Patient selection and data acquisition
Database search (35581 patients; 3-year interval) identified a total of 2217 patients with symptomatic AF admitted to our tertiary referral centre (Heart Center, University of Bonn, Germany). In 63 consecutive patients with paroxysmal (58.7%) or persistent (41.3%) AF, amiodarone-loading therapy was first initiated in hospital (clinical characteristics outlined in Table 1). Fifty-eight patients (92.1%) were treated with oral and five patients (7.9%) with iv loading therapy. Patients were retrospectively analysed for age, gender, accompanying cardiac diseases, medical treatment, and ECG characteristics. Electrocardiographic parameters were analysed in the 12-lead ECG, and QTc was calculated by Bazett's formula.13Go At least two surface ECGs of each patient (before and after initiation of amiodarone) were analysed. Biochemical analyses (serum electrolytes) and complete blood counts were locally performed, and plasma levels of digitalis and amiodarone were evaluated by standard pharmacological testing.
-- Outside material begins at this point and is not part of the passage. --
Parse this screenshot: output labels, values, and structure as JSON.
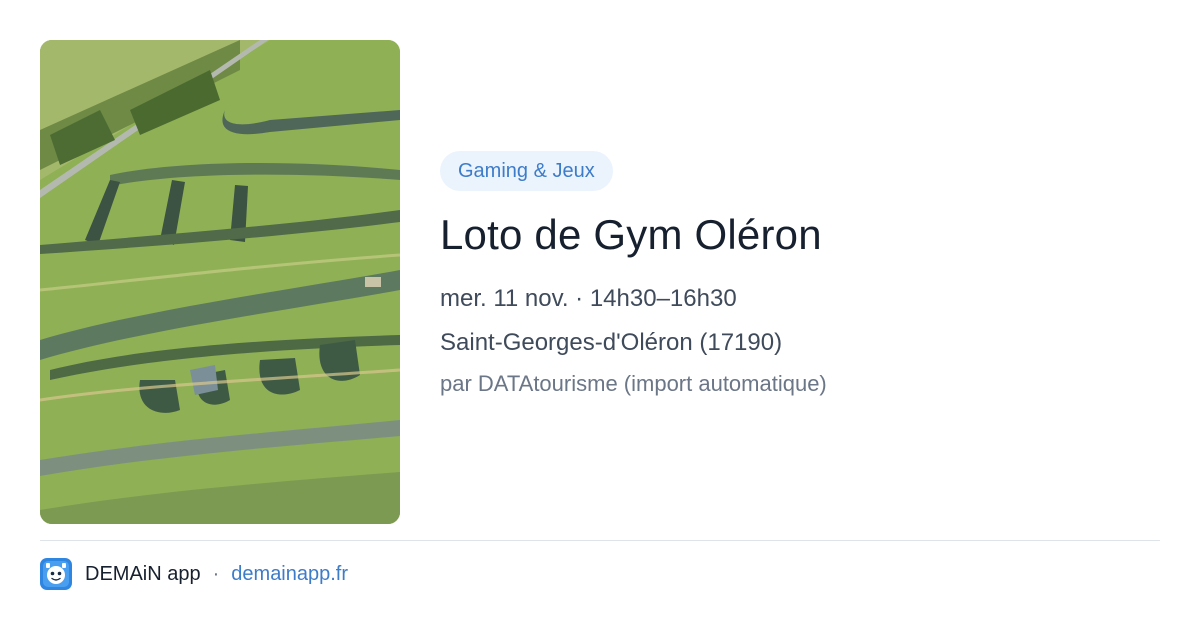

Left ventricular ejection fraction (LVEF) was determined by trans-thoracic echocardiography, LVEF of <30% was regarded as severely reduced. A subgroup analysis of the cohorts with concomitant beta-blocker and digitalis therapy was performed to correlate pro-arrhythmia with iv or oral amiodarone, gender, age, concomitant diseases, medical therapy, QT interval, ECG abnormalities, and left ventricular function.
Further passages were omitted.